In recent weeks, Clinton reportedly considered retired Navy Admiral James Stavridis, who worked for former Secretary of Defense Donald Rumsfeld during the invasion of Iraq. She also considered a host of running mates who had more credibility among liberals than Kaine, who besides Elizabeth Warren included Ohio Sen. Sherrod Brown, Labor Secretary Tom Perez, Housing Secretary Julian Castro and Sen. Cory Booker of New Jersey.

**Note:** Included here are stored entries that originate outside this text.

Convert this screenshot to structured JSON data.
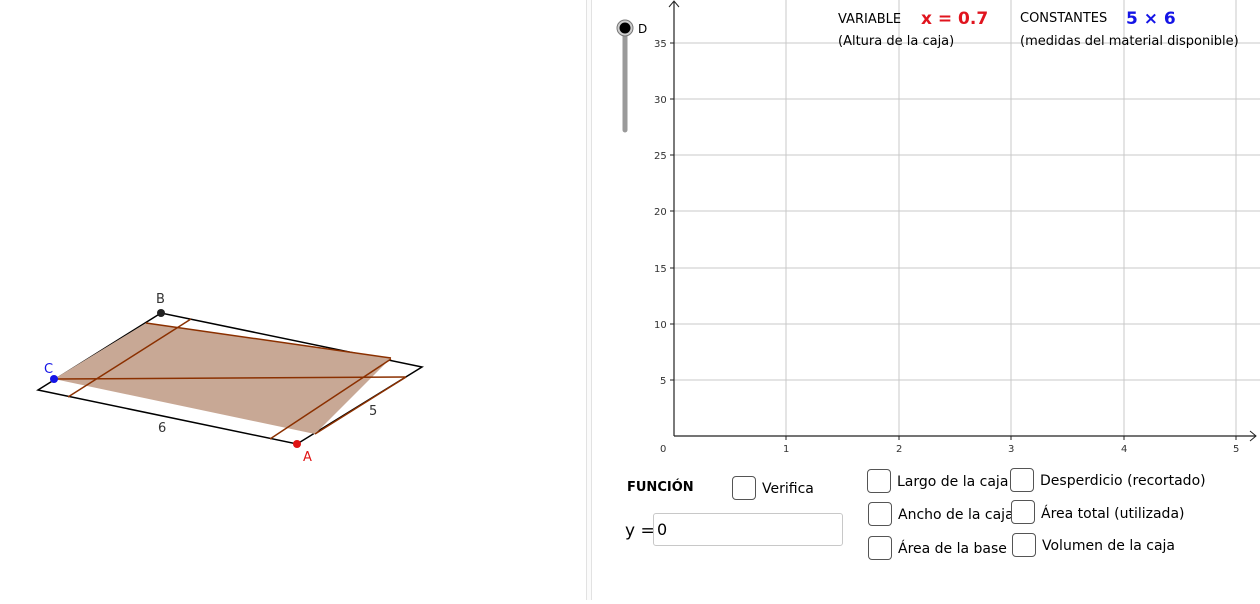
{
  "figure": {
    "point_labels": {
      "A": "A",
      "B": "B",
      "C": "C",
      "D": "D"
    },
    "side_labels": {
      "width": "6",
      "depth": "5"
    },
    "colors": {
      "sheet_fill": "#c8a895",
      "cut_lines": "#8b3000",
      "point_A": "#e01414",
      "point_B": "#222222",
      "point_C": "#1414e6"
    }
  },
  "slider": {
    "label": "D"
  },
  "header": {
    "variable_label": "VARIABLE",
    "variable_value": "x = 0.7",
    "variable_caption": "(Altura de la caja)",
    "constants_label": "CONSTANTES",
    "constants_value": "5 × 6",
    "constants_caption": "(medidas del material disponible)"
  },
  "graph": {
    "x_ticks": [
      "1",
      "2",
      "3",
      "4",
      "5"
    ],
    "y_ticks": [
      "5",
      "10",
      "15",
      "20",
      "25",
      "30",
      "35"
    ],
    "origin": "0"
  },
  "controls": {
    "funcion_label": "FUNCIÓN",
    "verifica_label": "Verifica",
    "y_prefix": "y =",
    "y_value": "0",
    "checkboxes": [
      {
        "label": "Largo de la caja"
      },
      {
        "label": "Ancho de la caja"
      },
      {
        "label": "Área de la base"
      },
      {
        "label": "Desperdicio (recortado)"
      },
      {
        "label": "Área total (utilizada)"
      },
      {
        "label": "Volumen de la caja"
      }
    ]
  }
}
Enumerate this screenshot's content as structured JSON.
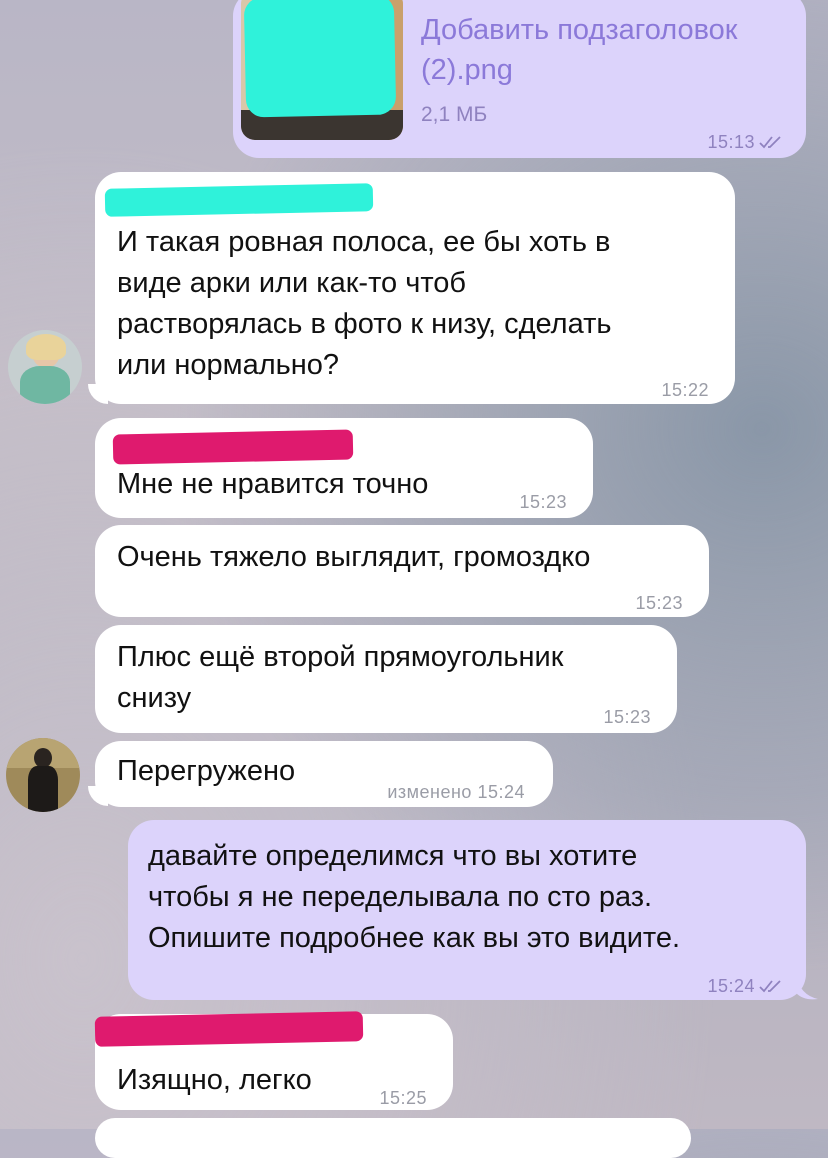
{
  "colors": {
    "incoming_bubble": "#ffffff",
    "outgoing_bubble": "#dcd3fb",
    "file_link": "#8b79d9",
    "redaction_teal": "#2ff2da",
    "redaction_pink": "#df1a6e"
  },
  "messages": [
    {
      "direction": "outgoing",
      "type": "file",
      "file_name": "Добавить подзаголовок\n(2).png",
      "file_size": "2,1 МБ",
      "time": "15:13",
      "read_icon": "double-check-icon"
    },
    {
      "direction": "incoming",
      "sender": "redacted",
      "text": "И такая ровная полоса, ее бы хоть в\nвиде арки или как-то чтоб\nрастворялась в фото к низу,  сделать\nили нормально?",
      "time": "15:22"
    },
    {
      "direction": "incoming",
      "sender": "redacted",
      "text": "Мне не нравится точно",
      "time": "15:23"
    },
    {
      "direction": "incoming",
      "text": "Очень тяжело выглядит, громоздко",
      "time": "15:23"
    },
    {
      "direction": "incoming",
      "text": "Плюс ещё второй прямоугольник\nснизу",
      "time": "15:23"
    },
    {
      "direction": "incoming",
      "text": "Перегружено",
      "edited_label": "изменено",
      "time": "15:24"
    },
    {
      "direction": "outgoing",
      "text": "давайте определимся что вы хотите\nчтобы я не переделывала по сто раз.\nОпишите подробнее как вы это видите.",
      "time": "15:24",
      "read_icon": "double-check-icon"
    },
    {
      "direction": "incoming",
      "sender": "redacted",
      "text": "Изящно, легко",
      "time": "15:25"
    }
  ]
}
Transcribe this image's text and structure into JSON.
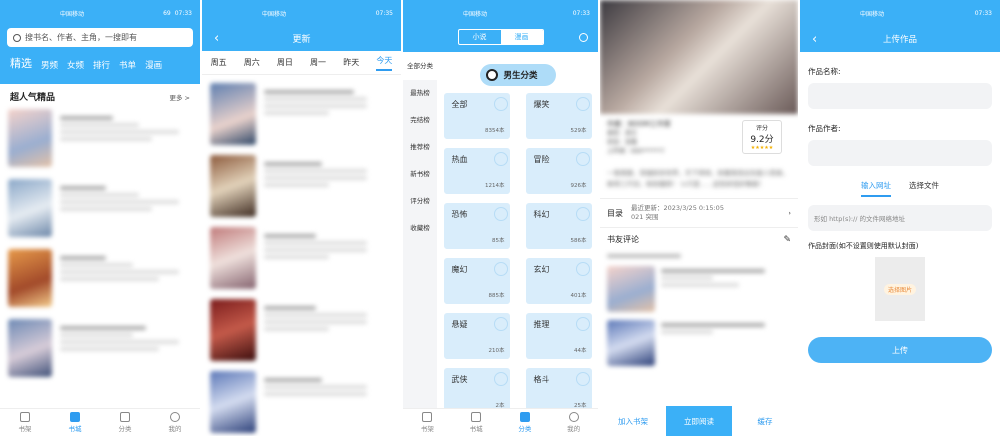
{
  "status": {
    "carrier": "中国移动",
    "net": "4G",
    "battery": "69",
    "time1": "07:33",
    "time2": "07:35",
    "time3": "07:33",
    "time5": "07:33"
  },
  "s1": {
    "search_placeholder": "搜书名、作者、主角，一搜即有",
    "tabs": [
      "精选",
      "男频",
      "女频",
      "排行",
      "书单",
      "漫画"
    ],
    "section_title": "超人气精品",
    "more": "更多"
  },
  "s2": {
    "title": "更新",
    "days": [
      "周五",
      "周六",
      "周日",
      "周一",
      "昨天",
      "今天"
    ]
  },
  "s3": {
    "seg": [
      "小说",
      "漫画"
    ],
    "side": [
      "全部分类",
      "最热榜",
      "完结榜",
      "推荐榜",
      "新书榜",
      "评分榜",
      "收藏榜"
    ],
    "banner": "男生分类",
    "cats": [
      {
        "name": "全部",
        "count": "8354本"
      },
      {
        "name": "爆笑",
        "count": "529本"
      },
      {
        "name": "热血",
        "count": "1214本"
      },
      {
        "name": "冒险",
        "count": "926本"
      },
      {
        "name": "恐怖",
        "count": "85本"
      },
      {
        "name": "科幻",
        "count": "586本"
      },
      {
        "name": "魔幻",
        "count": "885本"
      },
      {
        "name": "玄幻",
        "count": "401本"
      },
      {
        "name": "悬疑",
        "count": "210本"
      },
      {
        "name": "推理",
        "count": "44本"
      },
      {
        "name": "武侠",
        "count": "2本"
      },
      {
        "name": "格斗",
        "count": "25本"
      }
    ]
  },
  "s4": {
    "author": "作者：BOOM工作室",
    "type": "类型：其它",
    "state": "状态：连载",
    "uploader": "上传者：K90******7",
    "score_label": "评分",
    "score": "9.2分",
    "desc": "一卷摇捷，穿越妖异世界，天下将倾，妖魔鬼怪出生敌人而食，故将三尺剑，斩妖魔邪！ \\n只是……这些妖怪好像跟！",
    "toc": "目录",
    "update_line1": "最近更新：2023/3/25 0:15:05",
    "update_line2": "021 突围",
    "review": "书友评论",
    "btn_shelf": "加入书架",
    "btn_read": "立即阅读",
    "btn_cache": "缓存"
  },
  "s5": {
    "title": "上传作品",
    "name_label": "作品名称:",
    "author_label": "作品作者:",
    "tab_url": "输入网址",
    "tab_file": "选择文件",
    "url_placeholder": "形如 http(s):// 的文件网络地址",
    "cover_label": "作品封面(如不设置则使用默认封面)",
    "cover_btn": "选择图片",
    "submit": "上传"
  },
  "nav1": [
    "书架",
    "书城",
    "分类",
    "我的"
  ],
  "nav3": [
    "书架",
    "书城",
    "分类",
    "我的"
  ],
  "colors": {
    "accent": "#3bb0f7",
    "button": "#4db3f5",
    "card": "#d9edfb"
  }
}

The process was run by Clinton campaign chair John Podesta, and was fairly free of drama or leaks. Clinton met with Kaine after their joint rally last week and then again last Saturday, with both of their families, a Clinton campaign official said. Kaine is the only potential running mate Clinton met with twice. Podesta advised Clinton to pick someone who made her happy when he walked into the room.

Last week, Trump’s rollout of Gov. Mike Pence as his running mate was marred by leaks to the news media of Trump’s pick and a story reported that the real estate mogul was attempting to back out of the decision as late as the night before the announcement. Trump made the announcement at a ballroom in Hilton in New York on Saturday, where the two men only shared the stage for a few seconds.

Trump has had a long war with Warren — he calls her “Pocahontas” for claiming Cherokee ancestry — but hasn’t weighed in on Kaine, and it’s unclear how he’ll portray the pick. The Clinton campaign and her allies have painted Pence as an “extreme” running mate, citing his record on LGBT issues and abortion.

Kaine was on the shortlist to be President Barack Obama’s running mate in 2008, but was sidelined for the more experienced Joe Biden. Obama made Kaine the chair of the Democratic National Committee instead. The New York Times reported that both Obama and President Bill Clinton supported him for Clinton’s ticket.

The experience perhaps made him circumspect this time around, as he consistently told reporters that he didn’t believe he’d be picked for the job. “I have a great feeling that I’m going to be on that podium with Hillary Clinton when she’s taking the oath of office,” Kaine recently told CNN. “But I’m going to be sitting with the other senators.”